Detection, prevention, and treatment of osteoporosis (OSPS) have increased substantially with the advent of a variety of successful pharmacologic interventions. Among agents for prevention and treatment, alendronate is second only to hormone replacement therapy as a pharmacotherapeutic choice by clinicians. It is not uncommon that after extensive clinical use, a somewhat different side-effect profile of a new drug emerges than was delineated in pre-marketing studies. The current study evaluated the frequency of acid-related upper GI disorders (ARD) seen in alendronate users compared to non-users.

The study population included all recipients of alendronate who were discharged from a Kaiser Foundation Health Plan hospital with diagnosis of peptic ulcer, gastric ulcer, gastro-esophageal reflux disease, gastritis, esophagitis, dyspepsia nausea, vomiting, or abdominal pain during a 12 month period (n = 812), compared with nonusers of alendronate.

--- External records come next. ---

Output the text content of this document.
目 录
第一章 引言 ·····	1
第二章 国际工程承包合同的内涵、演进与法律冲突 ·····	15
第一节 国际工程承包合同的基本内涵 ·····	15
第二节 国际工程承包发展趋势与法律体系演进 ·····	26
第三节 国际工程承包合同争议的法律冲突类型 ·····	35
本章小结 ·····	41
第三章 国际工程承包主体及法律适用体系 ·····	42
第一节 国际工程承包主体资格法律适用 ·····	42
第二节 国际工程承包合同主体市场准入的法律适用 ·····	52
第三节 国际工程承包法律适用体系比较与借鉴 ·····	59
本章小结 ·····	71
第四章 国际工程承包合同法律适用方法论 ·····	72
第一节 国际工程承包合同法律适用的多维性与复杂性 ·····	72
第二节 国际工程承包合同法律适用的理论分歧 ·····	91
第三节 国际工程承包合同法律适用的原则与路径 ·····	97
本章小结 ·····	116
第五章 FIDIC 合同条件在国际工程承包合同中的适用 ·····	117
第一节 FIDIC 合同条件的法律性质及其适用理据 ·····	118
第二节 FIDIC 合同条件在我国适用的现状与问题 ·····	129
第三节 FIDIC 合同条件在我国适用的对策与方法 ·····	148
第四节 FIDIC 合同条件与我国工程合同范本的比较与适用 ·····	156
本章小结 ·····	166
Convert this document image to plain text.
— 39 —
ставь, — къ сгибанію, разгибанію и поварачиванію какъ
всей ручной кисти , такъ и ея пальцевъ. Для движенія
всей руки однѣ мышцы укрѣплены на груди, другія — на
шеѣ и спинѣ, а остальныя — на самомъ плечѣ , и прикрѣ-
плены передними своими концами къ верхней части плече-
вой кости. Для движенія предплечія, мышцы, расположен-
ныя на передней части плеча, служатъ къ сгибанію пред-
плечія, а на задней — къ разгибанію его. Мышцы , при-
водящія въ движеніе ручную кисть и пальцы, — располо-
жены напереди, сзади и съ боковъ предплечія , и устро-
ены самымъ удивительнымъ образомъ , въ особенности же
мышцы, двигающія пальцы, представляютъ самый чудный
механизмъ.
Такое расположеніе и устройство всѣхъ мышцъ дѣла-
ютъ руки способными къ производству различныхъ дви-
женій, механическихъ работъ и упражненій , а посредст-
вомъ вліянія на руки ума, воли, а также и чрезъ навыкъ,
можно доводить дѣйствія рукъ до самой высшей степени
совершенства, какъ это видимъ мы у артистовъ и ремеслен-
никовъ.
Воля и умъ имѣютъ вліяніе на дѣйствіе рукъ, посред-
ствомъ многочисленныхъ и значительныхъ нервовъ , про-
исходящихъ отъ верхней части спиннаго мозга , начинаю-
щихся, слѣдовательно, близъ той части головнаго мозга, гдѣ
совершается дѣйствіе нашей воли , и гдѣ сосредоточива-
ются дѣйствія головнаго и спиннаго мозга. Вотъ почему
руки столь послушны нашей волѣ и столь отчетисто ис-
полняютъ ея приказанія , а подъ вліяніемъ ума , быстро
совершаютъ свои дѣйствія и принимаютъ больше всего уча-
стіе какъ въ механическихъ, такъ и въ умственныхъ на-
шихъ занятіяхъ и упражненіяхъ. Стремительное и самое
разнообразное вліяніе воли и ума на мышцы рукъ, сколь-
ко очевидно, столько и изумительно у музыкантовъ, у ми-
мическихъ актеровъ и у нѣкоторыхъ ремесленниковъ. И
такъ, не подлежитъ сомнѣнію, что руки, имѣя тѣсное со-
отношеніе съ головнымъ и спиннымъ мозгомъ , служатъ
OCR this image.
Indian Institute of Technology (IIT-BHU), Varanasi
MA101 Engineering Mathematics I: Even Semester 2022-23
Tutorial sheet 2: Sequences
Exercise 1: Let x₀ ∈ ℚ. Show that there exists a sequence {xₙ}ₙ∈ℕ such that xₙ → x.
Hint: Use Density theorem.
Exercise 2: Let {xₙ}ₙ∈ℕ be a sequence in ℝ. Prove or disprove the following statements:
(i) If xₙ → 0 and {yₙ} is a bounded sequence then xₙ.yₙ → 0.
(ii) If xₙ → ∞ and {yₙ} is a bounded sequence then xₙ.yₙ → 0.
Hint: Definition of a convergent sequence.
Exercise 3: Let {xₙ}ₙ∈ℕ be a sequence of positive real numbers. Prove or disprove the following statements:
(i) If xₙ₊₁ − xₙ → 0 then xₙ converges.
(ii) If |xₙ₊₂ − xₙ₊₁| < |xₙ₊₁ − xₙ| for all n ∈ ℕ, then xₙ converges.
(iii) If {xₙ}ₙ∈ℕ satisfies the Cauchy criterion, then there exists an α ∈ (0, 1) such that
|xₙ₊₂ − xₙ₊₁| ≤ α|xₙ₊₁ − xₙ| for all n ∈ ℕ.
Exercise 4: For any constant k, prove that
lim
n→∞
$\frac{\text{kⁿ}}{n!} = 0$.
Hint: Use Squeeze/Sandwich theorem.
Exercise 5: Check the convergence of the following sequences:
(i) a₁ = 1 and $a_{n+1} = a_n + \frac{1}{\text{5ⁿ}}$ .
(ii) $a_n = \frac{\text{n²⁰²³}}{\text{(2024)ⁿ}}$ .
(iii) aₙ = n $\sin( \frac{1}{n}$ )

Users of alendronate were more than 1.5 times more likely to have an acid-related upper GI disorder than non-users; risk increased with age and concomitant use of NSAIDS.

Ettinger and associates conclude that alendronate is associated with an increased risk for acid-related upper GI disorders, suggesting a greater clinical vigilance for such consequences; they also suggest that inclusion of the cost of such drug-related adversities might well be included in computation of disease management.